Pour Sébastien, l'avenir paraît bien engagé. Mais beaucoup de TC n'accèdent pas à l'autonomie. Assistante sociale chef de L'Espoir, Laurence Pistères ne décroche que trois ou quatre admissions par an en centre spécialisé. Le combat de RTC ne fait que commencer. Mme Cattoire continue de brandir l'étendard de la révolte. Le Dr Rousseaux et les diverses équipes poursuivent leur croisade pour « la reconnaissance du handicap de la personne traumatisée crânienne », thème de la journée de formation annuelle organisée par RTC 59-62. Ils y accueilleront, ensemble, patients, familles et spécialistes médicaux et sociaux. Et ils attendent le doublement de leur financement, à hauteur des demandes qui plébiscitent le réseau.
– RTC 59-62, Usnb, 6, rue du Pr-Laguesse, Chru 59037 Lille Cedex, 03.20.44.58.12.
– Association R'éveil Aftc, 6, rue de la Créativité, 59650 Villeneuve-d'Ascq, 03.20.72.82.06.
– Ueros, 5, rue du Dr-Charcot, 59000 Lille, 03.20.17.93.70.
– Centre de rééducation et réadaptation fonctionnelles spécialisées, 25, rue Pavé-du-Moulin, 59260 Lille-Hellemmes, 03.20.05.85.00.
– Journée de formation annuelle de RTC 79-62, le 30 mars à Harnes (près de Lens).
James Bond a mal au crâne
Un coup de feu est tiré. Le héros du film reçoit une balle dans la cuisse. Malgré cela, il continue son action et élimine le méchant. «C'est bien du cinéma», pense le spectateur, incrédule.
Quand le même héros, fut-il James Bond, reçoit un coup sur la tête, est assommé, puis, après quelques minutes, se relève, se secoue et repart vers la suite de ses aventures, moins nombreux sont ceux qui s'exclament : «C'est bien du cinéma.»
Depuis que l'image s'est animée, des milliers et des milliers de personnages ont été assommés. Ils s'en sont le plus souvent relevés indemnes, parfois ensanglantés, ou, si nécessaire, avec une amnésie. Et pourtant, tous ont subi ce que le corps médical nomme sobrement un traumatisme crânien avec perte de connaissance. Ses conséquences font l'objet de notre dossier.

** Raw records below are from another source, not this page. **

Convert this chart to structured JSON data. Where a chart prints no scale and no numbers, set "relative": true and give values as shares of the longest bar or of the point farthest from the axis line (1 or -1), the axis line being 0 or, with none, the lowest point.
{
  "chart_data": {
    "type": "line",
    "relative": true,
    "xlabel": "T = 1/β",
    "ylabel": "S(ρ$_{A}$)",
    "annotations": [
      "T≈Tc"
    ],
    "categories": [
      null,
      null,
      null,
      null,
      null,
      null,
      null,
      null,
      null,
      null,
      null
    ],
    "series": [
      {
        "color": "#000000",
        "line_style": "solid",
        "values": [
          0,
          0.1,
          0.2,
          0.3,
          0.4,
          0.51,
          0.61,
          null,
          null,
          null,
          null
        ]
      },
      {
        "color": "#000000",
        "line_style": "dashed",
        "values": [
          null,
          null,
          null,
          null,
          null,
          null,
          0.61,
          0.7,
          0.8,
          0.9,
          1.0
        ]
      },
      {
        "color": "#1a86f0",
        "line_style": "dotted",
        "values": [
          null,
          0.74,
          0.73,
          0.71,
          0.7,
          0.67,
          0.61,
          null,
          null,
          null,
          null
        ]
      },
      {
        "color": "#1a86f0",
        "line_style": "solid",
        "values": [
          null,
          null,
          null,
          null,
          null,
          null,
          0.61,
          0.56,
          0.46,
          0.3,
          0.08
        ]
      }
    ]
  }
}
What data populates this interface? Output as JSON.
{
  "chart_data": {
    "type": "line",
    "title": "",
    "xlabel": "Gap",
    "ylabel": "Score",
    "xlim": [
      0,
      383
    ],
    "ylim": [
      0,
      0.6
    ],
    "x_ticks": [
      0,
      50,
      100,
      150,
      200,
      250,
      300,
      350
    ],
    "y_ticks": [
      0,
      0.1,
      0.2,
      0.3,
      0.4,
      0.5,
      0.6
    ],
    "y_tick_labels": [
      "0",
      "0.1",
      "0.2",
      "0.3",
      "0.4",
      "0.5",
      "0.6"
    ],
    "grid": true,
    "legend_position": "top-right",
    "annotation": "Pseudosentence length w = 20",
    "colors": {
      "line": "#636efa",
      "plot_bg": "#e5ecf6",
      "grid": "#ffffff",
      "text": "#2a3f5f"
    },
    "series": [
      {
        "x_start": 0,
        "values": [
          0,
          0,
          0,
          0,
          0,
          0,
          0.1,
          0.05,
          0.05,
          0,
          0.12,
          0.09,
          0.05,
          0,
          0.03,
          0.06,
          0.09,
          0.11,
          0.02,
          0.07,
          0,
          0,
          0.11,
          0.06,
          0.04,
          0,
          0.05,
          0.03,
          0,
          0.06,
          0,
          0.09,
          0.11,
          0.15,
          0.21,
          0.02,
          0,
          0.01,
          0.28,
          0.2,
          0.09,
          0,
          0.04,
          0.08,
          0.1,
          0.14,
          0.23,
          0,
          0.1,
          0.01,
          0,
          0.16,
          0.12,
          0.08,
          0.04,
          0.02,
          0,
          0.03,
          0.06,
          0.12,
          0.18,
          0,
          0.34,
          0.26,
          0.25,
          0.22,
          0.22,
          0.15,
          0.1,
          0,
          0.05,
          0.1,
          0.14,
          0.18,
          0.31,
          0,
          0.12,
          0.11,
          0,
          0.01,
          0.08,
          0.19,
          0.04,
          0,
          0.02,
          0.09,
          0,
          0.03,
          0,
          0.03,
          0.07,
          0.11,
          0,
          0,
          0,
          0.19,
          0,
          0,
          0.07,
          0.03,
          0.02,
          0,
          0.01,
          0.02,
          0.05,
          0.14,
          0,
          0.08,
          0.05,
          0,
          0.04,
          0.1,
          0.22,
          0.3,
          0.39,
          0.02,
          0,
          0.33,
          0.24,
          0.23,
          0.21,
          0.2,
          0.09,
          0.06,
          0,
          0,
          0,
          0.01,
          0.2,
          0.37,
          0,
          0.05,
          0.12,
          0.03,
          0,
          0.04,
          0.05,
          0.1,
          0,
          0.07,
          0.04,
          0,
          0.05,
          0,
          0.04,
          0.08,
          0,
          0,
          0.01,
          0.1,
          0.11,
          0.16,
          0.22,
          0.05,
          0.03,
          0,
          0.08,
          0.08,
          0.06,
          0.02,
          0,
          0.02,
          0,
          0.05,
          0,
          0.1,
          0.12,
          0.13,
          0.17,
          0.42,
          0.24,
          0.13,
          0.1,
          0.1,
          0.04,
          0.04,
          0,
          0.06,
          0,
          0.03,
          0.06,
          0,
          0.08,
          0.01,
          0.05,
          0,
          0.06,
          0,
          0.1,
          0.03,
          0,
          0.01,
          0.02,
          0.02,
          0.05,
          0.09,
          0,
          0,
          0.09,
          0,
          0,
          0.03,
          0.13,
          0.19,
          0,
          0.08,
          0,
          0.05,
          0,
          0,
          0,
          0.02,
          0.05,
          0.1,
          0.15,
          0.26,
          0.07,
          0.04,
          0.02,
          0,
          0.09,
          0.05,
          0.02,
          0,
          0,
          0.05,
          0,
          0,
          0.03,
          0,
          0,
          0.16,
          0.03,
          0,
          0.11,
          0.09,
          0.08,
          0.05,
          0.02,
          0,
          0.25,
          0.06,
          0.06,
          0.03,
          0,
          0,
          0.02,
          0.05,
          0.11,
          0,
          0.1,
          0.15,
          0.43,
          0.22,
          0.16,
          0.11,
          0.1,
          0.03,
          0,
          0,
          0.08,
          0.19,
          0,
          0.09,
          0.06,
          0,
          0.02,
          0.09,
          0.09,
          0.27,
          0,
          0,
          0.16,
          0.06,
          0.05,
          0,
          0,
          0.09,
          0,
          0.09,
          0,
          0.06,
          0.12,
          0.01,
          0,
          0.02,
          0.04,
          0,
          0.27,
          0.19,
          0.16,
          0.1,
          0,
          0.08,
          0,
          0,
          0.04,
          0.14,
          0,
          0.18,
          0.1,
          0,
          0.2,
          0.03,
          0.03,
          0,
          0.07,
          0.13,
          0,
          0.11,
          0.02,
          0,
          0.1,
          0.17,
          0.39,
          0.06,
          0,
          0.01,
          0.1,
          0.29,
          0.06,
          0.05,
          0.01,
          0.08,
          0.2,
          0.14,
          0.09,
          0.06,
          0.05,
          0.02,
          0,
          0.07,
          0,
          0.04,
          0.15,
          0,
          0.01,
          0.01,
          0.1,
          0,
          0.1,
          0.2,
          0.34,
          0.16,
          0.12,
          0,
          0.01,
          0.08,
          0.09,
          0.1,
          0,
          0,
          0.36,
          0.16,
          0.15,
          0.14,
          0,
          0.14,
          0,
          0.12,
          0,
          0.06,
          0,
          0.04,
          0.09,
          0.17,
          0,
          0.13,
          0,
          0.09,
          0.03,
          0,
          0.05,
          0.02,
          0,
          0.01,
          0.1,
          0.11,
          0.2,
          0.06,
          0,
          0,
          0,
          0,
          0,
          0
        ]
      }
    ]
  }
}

Pour en revenir à notre exemple du début. Tout spectateur se doute qu'une balle dans la cuisse va laisser ses traces, justifier des soins. En revanche, qui soupçonne ce que va endurer James Bond dans les mois à venir ? D'autant plus qu'il sera à nouveau assommé dans les semaines à venir.
On parle de la banalisation de la violence en raison de son expansion sur l'écran. Et pourtant, voilà bien longtemps que le cinéma fait croire qu'un coup sur la tête n'a d'autres conséquences qu'une courte perte de conscience.